Sore ini dapat surat cinta dari dirjen pajak. Katanya waktu pelaporan SPT sudah dekat, bersiap mengisi laporan tahun ini. Biar jadi orang bijak.
Terkait pajak saya baru baca pengalaman negara-negara skandinavia soal ini. Diantaranya adalah Swedia dan Denmark. Dua negara ini dikenal sebagai dua diantara negara yang paling tinggi pajaknya di dunia. Nyaris sepertiga GDP nya dari pajak dan wajib pajak bisa bayar 40-60% pajak setiap tahunnya. Ini rasio yang tinggi banget.

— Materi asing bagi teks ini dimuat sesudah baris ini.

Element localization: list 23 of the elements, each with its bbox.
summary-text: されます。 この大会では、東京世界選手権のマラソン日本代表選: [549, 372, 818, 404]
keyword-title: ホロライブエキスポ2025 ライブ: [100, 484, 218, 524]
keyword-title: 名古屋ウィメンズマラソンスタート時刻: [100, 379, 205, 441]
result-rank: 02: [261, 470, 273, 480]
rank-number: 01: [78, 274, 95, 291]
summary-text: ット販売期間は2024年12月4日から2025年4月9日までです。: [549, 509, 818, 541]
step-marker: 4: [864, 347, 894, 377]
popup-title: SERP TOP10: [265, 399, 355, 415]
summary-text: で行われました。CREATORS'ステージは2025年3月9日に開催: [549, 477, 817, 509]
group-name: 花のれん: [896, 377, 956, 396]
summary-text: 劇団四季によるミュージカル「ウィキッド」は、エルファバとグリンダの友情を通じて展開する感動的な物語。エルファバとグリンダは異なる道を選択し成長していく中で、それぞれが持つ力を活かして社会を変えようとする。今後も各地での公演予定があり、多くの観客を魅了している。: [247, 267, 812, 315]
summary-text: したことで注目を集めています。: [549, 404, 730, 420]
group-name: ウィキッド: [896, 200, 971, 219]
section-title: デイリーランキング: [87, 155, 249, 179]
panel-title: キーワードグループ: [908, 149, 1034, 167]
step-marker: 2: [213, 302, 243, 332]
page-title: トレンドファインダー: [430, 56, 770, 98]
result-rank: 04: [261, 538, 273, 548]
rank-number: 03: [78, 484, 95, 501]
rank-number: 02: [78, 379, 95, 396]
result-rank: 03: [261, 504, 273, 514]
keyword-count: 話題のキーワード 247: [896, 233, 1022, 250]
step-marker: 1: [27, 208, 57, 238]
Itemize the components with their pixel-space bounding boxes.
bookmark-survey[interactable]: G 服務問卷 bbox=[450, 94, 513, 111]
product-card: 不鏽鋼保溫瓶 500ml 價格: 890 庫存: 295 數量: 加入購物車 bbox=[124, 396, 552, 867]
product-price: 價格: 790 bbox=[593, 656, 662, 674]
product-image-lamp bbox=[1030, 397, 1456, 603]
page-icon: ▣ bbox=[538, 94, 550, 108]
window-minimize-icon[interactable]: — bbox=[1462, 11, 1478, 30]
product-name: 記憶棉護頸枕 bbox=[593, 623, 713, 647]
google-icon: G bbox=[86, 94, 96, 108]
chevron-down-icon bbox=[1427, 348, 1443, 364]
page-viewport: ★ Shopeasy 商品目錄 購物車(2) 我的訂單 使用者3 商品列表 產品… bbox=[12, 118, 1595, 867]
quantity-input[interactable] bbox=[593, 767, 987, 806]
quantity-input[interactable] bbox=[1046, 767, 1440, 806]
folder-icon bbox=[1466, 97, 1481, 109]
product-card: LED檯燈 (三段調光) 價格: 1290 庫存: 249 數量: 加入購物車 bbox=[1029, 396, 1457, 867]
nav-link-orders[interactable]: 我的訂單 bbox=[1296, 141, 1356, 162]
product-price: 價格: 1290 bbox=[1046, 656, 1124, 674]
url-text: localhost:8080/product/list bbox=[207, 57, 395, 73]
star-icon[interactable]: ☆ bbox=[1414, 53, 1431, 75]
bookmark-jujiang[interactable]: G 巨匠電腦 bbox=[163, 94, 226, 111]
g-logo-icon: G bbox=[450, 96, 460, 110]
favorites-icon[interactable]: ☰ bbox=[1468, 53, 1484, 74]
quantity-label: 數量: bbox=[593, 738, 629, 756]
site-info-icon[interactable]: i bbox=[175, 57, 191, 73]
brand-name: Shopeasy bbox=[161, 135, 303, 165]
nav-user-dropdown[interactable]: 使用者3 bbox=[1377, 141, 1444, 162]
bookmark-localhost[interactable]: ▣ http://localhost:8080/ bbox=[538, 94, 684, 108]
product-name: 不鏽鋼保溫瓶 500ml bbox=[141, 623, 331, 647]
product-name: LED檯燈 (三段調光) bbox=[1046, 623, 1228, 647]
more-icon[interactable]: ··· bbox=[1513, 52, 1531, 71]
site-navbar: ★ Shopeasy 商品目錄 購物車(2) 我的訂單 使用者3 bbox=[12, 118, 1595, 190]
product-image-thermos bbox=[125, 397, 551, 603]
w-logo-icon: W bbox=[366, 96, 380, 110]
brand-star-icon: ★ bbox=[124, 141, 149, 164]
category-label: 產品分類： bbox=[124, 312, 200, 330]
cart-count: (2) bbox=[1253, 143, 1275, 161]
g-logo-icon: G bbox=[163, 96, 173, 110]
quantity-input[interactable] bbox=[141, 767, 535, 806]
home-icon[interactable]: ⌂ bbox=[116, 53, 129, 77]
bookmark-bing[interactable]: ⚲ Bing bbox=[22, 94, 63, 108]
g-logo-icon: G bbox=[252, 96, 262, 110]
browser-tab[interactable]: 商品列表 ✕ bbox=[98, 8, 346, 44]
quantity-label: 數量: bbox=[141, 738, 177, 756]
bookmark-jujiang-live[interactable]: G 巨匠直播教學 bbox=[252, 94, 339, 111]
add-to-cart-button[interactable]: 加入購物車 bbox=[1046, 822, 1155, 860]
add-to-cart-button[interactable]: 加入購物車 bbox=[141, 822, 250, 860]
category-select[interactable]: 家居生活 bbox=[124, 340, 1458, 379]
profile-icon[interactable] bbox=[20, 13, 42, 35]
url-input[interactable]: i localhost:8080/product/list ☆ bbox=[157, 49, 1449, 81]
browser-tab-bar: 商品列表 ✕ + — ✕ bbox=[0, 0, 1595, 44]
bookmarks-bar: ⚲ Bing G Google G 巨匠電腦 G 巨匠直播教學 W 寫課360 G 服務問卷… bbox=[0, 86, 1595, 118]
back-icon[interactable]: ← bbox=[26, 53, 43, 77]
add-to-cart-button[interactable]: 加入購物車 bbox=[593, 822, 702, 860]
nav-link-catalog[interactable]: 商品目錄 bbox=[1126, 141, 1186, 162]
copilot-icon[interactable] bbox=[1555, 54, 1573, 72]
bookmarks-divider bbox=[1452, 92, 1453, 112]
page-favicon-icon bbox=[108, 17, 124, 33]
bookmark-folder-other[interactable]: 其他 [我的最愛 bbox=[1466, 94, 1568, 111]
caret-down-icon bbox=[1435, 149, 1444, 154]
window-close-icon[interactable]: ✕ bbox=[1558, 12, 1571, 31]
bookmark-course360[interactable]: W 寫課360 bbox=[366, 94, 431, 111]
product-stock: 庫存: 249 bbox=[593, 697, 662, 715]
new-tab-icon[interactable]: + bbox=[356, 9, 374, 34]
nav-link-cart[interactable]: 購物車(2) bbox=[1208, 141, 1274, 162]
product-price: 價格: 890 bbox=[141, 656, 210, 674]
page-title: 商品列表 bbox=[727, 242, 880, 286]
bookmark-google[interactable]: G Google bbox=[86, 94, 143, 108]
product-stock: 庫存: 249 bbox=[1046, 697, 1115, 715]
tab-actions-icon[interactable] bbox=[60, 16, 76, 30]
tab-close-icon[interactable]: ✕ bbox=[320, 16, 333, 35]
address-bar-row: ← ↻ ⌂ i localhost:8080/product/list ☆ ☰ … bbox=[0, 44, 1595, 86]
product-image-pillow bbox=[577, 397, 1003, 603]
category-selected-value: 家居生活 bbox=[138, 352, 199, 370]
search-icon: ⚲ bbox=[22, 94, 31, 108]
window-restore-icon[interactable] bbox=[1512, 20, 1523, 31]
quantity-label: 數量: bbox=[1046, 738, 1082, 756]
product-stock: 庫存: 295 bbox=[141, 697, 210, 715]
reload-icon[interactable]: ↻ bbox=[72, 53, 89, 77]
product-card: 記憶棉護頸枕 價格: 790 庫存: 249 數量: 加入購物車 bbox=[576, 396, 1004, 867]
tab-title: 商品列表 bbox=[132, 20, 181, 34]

Tapi anehnya warga negara mereka nggak banyak yang ngeluh soal ini. Kenapa bisa? Salah satunya karena pendekatan politik sosialis demokrat yang membuat mereka memilih kebijakan negara kesejahteraan (welfare state). Faktor lain karena di negara ini serikat pekerjanya sangat kuat. Lebih dari 70% pekerja di swedia ikut pada serikat pekerja.


Peran negara di negeri welfare sangat kuat dan program sosial safety net dijalankan dengan mendekati paripurna. Beberapa contohnya sekolah gratis dari PAUD, diniyah, SD/MI hingga SMA (sy lupa hingga tingkat apa yang pasti MI kayaknya nggak ada disana). Kesehatan dan perawatannya juga gratis.
Ada skema pensiun dan jaminan pekerjaan. Yang pensiun bisa dapat 80% dari pendapatan yang didapat selama aktif bekerja. Yang nganggur dikasih insentif hingga ia dapat kerja lagi atau dikasih pelatihan. Ibu sama bapak yang punya bayi dikasih parental leave selama 400 hari dikombinasikan (hebring bener). Dan kalo punya  anak ada semacam Child benefit alias subsidi dari negara. Dan masih banyak yang lainnya.
Akhirnya masyarakat juga lebih sejahtera. Faktor lain juga kebijakan ini membuat tingkat produktifitas sangat tinggi. Swedia menargetkan full employment. Di swedia unemployment menginjak angka 4% saja bisa bikin pemerintah kalang kabut dan bisa digulingkan.
Ini salah satu alasan mengapa meski pajaknya gede banget lebih dari setengahnya, banyak orang sana yang tidak mengeluh. Karena uang pajak terasa banget pemakaiannya dikembalikan pada rakyat. Jadi insentif untuk menbayar pajak begitu kuat.
Nah mau kayak gitu nggak? Semua pasti mau dong. Tapi mau nggak bayar pajak 60%? Suasana jadi hening. Btw udah pada punya NPWP belum?
Awas jangan mimpi membandingkan negara skandinavia dengan negara kita pasti tidak apple dengan semangka. Ibarat membandingkan Via Valen dengan Valen Jebreet. Namun kita bisa mendorong ke arah sana. Paling tidak dengan bikin NPWP hehehe
Intinya kalo ada surat dari ditjen pajak jangan dicuekin ya, biar bisa kayak negara negara skandinavia.